Hidayatullah.com–Seiring memanasnya situasi Yaman, militer Amerika telah menggerakkan dua kapal perang Angkatan Laut nya guna mengevakuasi diplomat dari kedutaan besar jika Yaman sampai rusuh.
Dikutip CNN, Kapal USS Iwo Jima dan USS Fort McHenry kini sudah bertengger di Laut Merah, “karena mereka akan berada dalam posisi terbaik jika diminta,” demikian ujar pihak Departemen Luar Negeri AS.
Juru bicara Departemen Luar Negeri AS bilang pihaknya terus memonitor perkembangan Yaman dan akan menyesuaikan respon sesuai kondisi lapangan.
“Kami sangat prihatin tentang pergantian peristiwa di Yaman dalam beberapa hari terakhir,” katanya.
Kedutaan besar AS di Yaman saat ini mulai “mengurangi staf dan meningkatakan keamanan,” tambahnya.
Sementara itu, ketegangan memuncak di Yaman selepas gerakan pemberontak Syiah Al Hautsi (Syiah Al Houtsi) menangkap Ahmad Awad bin Mubarak — kepala staf Presiden Abdrabuh Mansur Hadi — di sebuah pos pemeriksaan di distrik Hada beberapa hari silam.
Bahkan pada Selasa (19/01/2015), Syiah berhasil mengontrol penuh istana presiden di ibukota, Sana’a. [Baca: Presiden, PM dan Kabinet Yaman Mundur dari Jabatannya]
“Tidak Untuk Syiah Hautsi”
Ribuan warga Yaman berunjuk rasa di jalan-jalan di Sanaa hari Sabtu (24/01/2015), dalam aksi memprotes tindakan pemberontak Syiah Hautsi (Syiah al Houthi), sejak milisi bersenjata itu menduduki ibukota bulan September.
Pemrotes berkumpul di Change Square dekat University of Sanaa, sebelum mereka bergerak menuju ke Istana Republik, di pusat kota Sana’a.
Para pemrotes yang berdemo berteriak “Turun, turunkan peraturan Houthi!” menyusul seruan oleh Gerakan Penolakan (Rejection Movement), sebuah kelompok yang belum lama dibentuk di daerah-daerah provinsi untuk mencegah milisi yang kuat itu, kutip BBC.
Demonstrasi menentang kelompok Syiah Hautsi dilaporkan juga berlangsung di sejumlah kota, tanpa intervensi milisi Hautsiyun.
Pemberontak Hautsi menuntut peningkatan otonomi di Provinsi Saada dan telah melancarkan pemberontakan secara berkala sejak 2004 lalu.
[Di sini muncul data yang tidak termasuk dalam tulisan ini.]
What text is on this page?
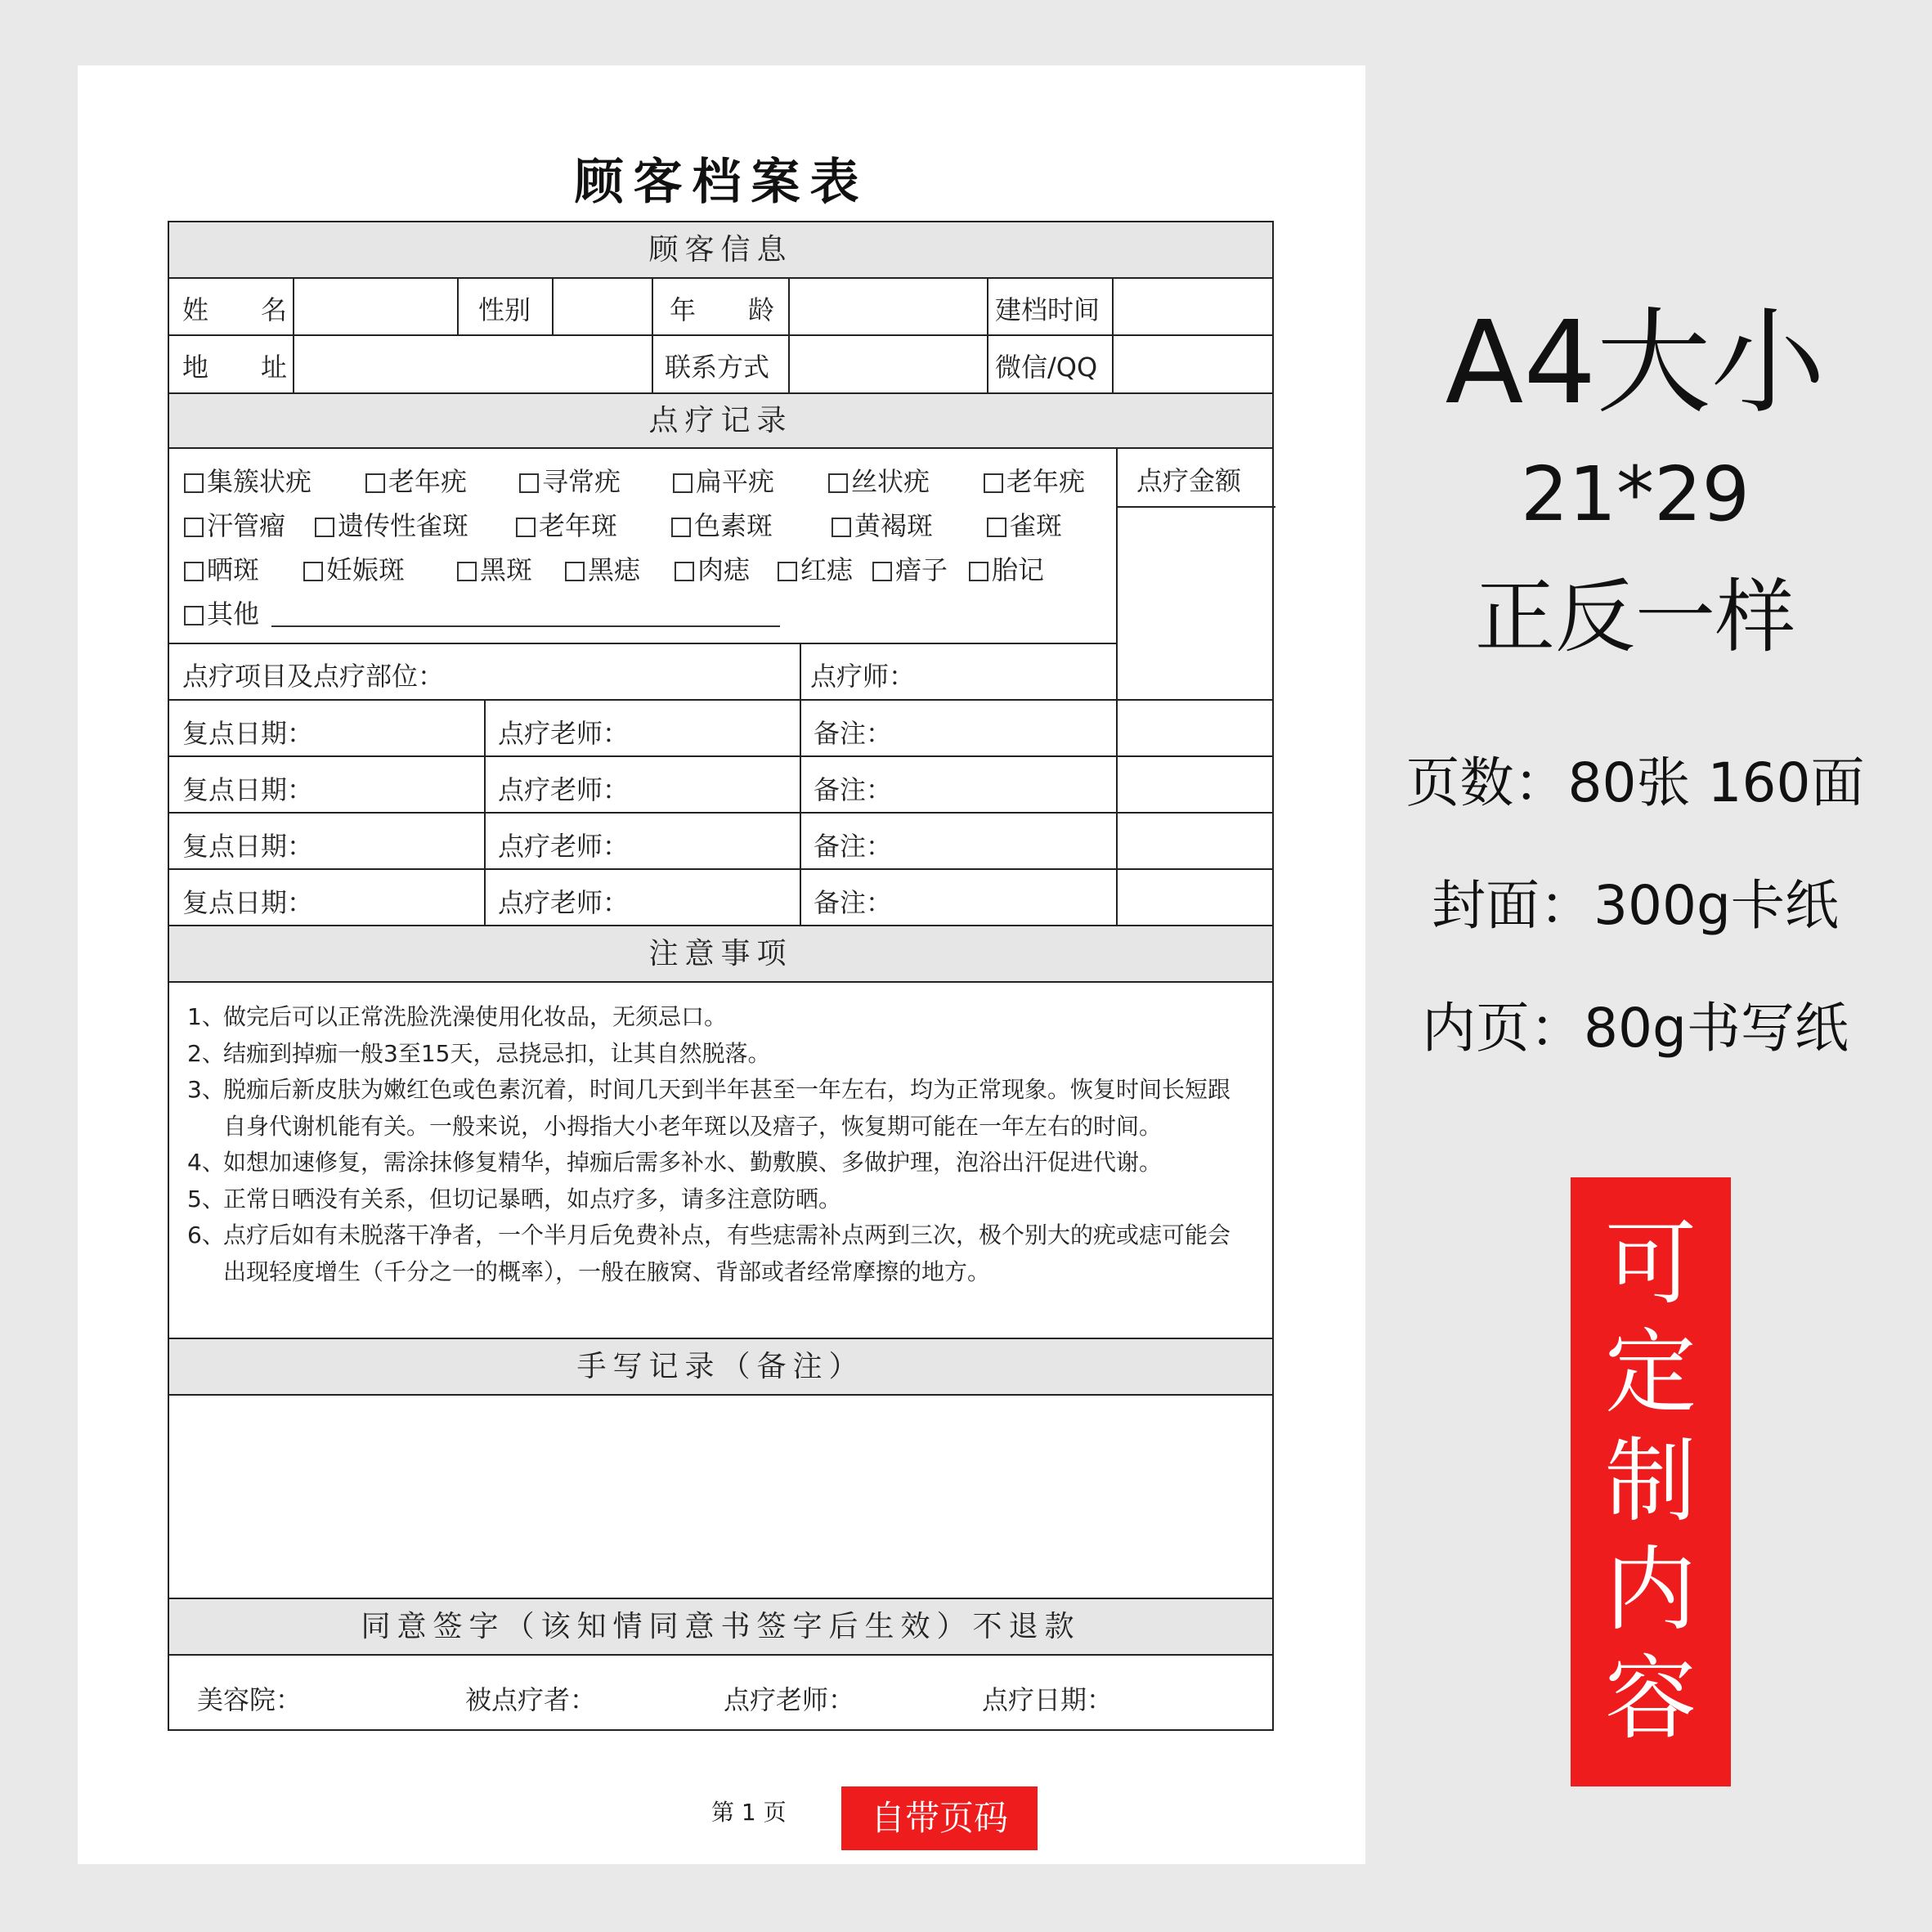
顾客档案表
顾客信息
姓　　名	性别	年　　龄	建档时间
地　　址	联系方式	微信/QQ
点疗记录
点疗金额
集簇状疣	老年疣	寻常疣	扁平疣	丝状疣	老年疣
汗管瘤	遗传性雀斑	老年斑	色素斑	黄褐斑	雀斑
晒斑	妊娠斑	黑斑	黑痣	肉痣	红痣	瘖子	胎记
其他
点疗项目及点疗部位：	点疗师：
复点日期：	点疗老师：	备注：
复点日期：	点疗老师：	备注：
复点日期：	点疗老师：	备注：
复点日期：	点疗老师：	备注：
注意事项
1、
做完后可以正常洗脸洗澡使用化妆品，无须忌口。
2、
结痂到掉痂一般3至15天，忌挠忌扣，让其自然脱落。
3、
脱痂后新皮肤为嫩红色或色素沉着，时间几天到半年甚至一年左右，均为正常现象。恢复时间长短跟自身代谢机能有关。一般来说，小拇指大小老年斑以及瘖子，恢复期可能在一年左右的时间。
4、
如想加速修复，需涂抹修复精华，掉痂后需多补水、勤敷膜、多做护理，泡浴出汗促进代谢。
5、
正常日晒没有关系，但切记暴晒，如点疗多，请多注意防晒。
6、
点疗后如有未脱落干净者，一个半月后免费补点，有些痣需补点两到三次，极个别大的疣或痣可能会出现轻度增生（千分之一的概率），一般在腋窝、背部或者经常摩擦的地方。
手写记录（备注）
同意签字（该知情同意书签字后生效）不退款
美容院：	被点疗者：	点疗老师：	点疗日期：
第 1 页	自带页码
A4大小
21*29
正反一样
页数：80张 160面
封面：300g卡纸
内页：80g书写纸
可
定
制
内
容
Namun, aksi mereka yang paling signifikan terjadi sejak Juli 2014 lalu menerobos ke wilayah barat dan tengah negeri.
Puncaknya berlangsung bulan ini ketika mereka mampu menguasai Ibu Kota Sanaa, menyandera staf kepresidenan, dan menembaki kediaman Presiden Hadi.
Pemberontak Syiah menyampaikan serangkaian tuntutan, yang mencakup perluasan perwakilan Syiah dan sejumlah institusi negara.